Фабиан бросил на поднос два фунта и десять шиллингов. Пум! — хлопнула пробка от шампанского.


Мэри смотрела на Хелен немигающим взглядом человека, охваченного приступом ненависти. Наконец она обратилась к Носсероссу:

— Фил, я хочу, чтобы ты избавился от этой девчонки.

— От кого, от Хелен? Но почему?

— У меня на это свои причины.

Носсеросс рассмеялся:

— Не сходи с ума, дорогая.

— О-о-о… Понятно. Я сошла с ума. О, теперь мне все ясно.

— Да что это с тобой, куколка моя? Хелен трудолюбива, к тому же она — одна из наших лучших девушек. Чем она тебе не угодила?

— Она говорит о нас гадости за спиной.

— Ну, этим все занимаются. Что такого страшного она может сказать?

— Фил, ты должен от нее избавиться!

— Но послушай меня, ангелочек! Так можно вообразить, что ты ревнуешь!

— Что? Я?! Ревную? К кому? К этой? Этой толстой, уродливой, простецкой, перезревшей, развратной…

— Но, Мэри, деточка…

— Ревную к хозяйке! Все ясно. Ты меня унижаешь. Ладно-ладно… очень хорошо!

— Но…

— О, замолчи, Фил Носсеросс! Я тебя ненавижу! — И с этими словами Мэри повернулась к нему спиной и зашагала прочь. Прошла в его кабинет, потом снова вышла и, незаметно скользнув по залу в рассеянном тусклом свете, уселась за столик позади Фабиана.

Фабиан рассуждал:

— Говорю тебе, детка, чем больше женщин узнаешь, тем больше начинаешь ценить настоящее золото, попадающее тебе в руки. Ты права — я знавал множество милых, симпатичных дам. Когда я жил в Голливуде — только это между нами, — я встречался с Джин Харлоу.
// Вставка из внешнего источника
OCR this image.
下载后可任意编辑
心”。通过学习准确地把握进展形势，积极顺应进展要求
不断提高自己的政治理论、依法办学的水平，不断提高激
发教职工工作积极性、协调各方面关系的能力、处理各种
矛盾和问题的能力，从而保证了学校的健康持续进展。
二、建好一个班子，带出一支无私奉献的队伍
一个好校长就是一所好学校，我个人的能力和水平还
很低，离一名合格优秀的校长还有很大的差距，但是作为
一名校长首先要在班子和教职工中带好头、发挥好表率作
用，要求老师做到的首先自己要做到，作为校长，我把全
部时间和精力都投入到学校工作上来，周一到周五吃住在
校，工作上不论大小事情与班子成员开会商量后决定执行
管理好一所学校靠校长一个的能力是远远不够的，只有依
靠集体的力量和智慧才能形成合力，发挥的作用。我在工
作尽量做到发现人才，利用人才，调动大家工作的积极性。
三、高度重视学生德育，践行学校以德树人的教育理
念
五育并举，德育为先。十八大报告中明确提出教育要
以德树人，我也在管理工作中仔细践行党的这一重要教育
— Только не говорите мне, что я нравлюсь вам больше, чем Джин Харлоу.

— Но это правда! Она и мизинца твоего не стоит. Здесь нечто большее, я сам не знаю что. Ты не то чтобы очень красива, но в тебе есть что-то большее. К тому же я бы никогда не влюбился в блондинку.
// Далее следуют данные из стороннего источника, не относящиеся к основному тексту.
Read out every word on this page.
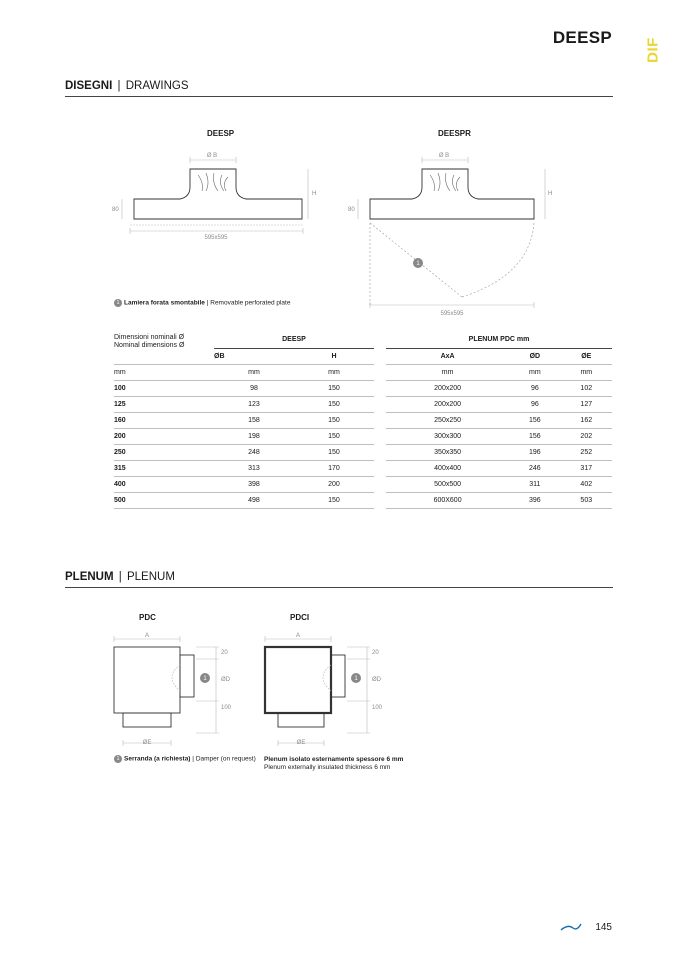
DEESP DIF
DISEGNI | DRAWINGS
DEESP	DEESPR
Ø B
H
80
595x595
1
Ø B
H
80
595x595
1 Lamiera forata smontabile | Removable perforated plate
Dimensioni nominali Ø
Nominal dimensions Ø	DEESP	
	ØB	H
mm	mm	mm
100	98	150
125	123	150
160	158	150
200	198	150
250	248	150
315	313	170
400	398	200
500	498	150
PLENUM PDC mm		
AxA	ØD	ØE
mm	mm	mm
200x200	96	102
200x200	96	127
250x250	156	162
300x300	156	202
350x350	196	252
400x400	246	317
500x500	311	402
600X600	396	503
PLENUM | PLENUM
PDC	PDCI
A
20
ØD
100
ØE
1
A
20
ØD
100
ØE
1
1 Serranda (a richiesta) | Damper (on request) Plenum isolato esternamente spessore 6 mm
Plenum externally insulated thickness 6 mm
145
— Большинству мужчин нравятся блондинки.

— К черту блондинок.

Мэри закусила губу.

— Ну, я не знаю, — проговорила Хелен. — Некоторые блондинки очень недурны. Взгляните на миссис Носсеросс: она пользуется успехом у мужчин — у мужчин определенного типа, разумеется, и все же у нее не отнимешь своеобразной привлекательности.

— Уф! — фыркнул Фабиан, и его правая рука дернулась, будто потянула невидимую цепочку. — Привлекательности! Для кого? Для старых слюнтяев вроде Фила Носсеросса? Бог мой, детка, я знавал Мэри, когда она была обычной стриптизершей в клубе «Саксофон Джо» на Голден-сквер. И не было ни одного музыканта, который бы не…

— Но неужели вы не находите, что у нее красивые глаза? — спросила Хелен. — Хотя, несомненно, в них есть что-то коровье.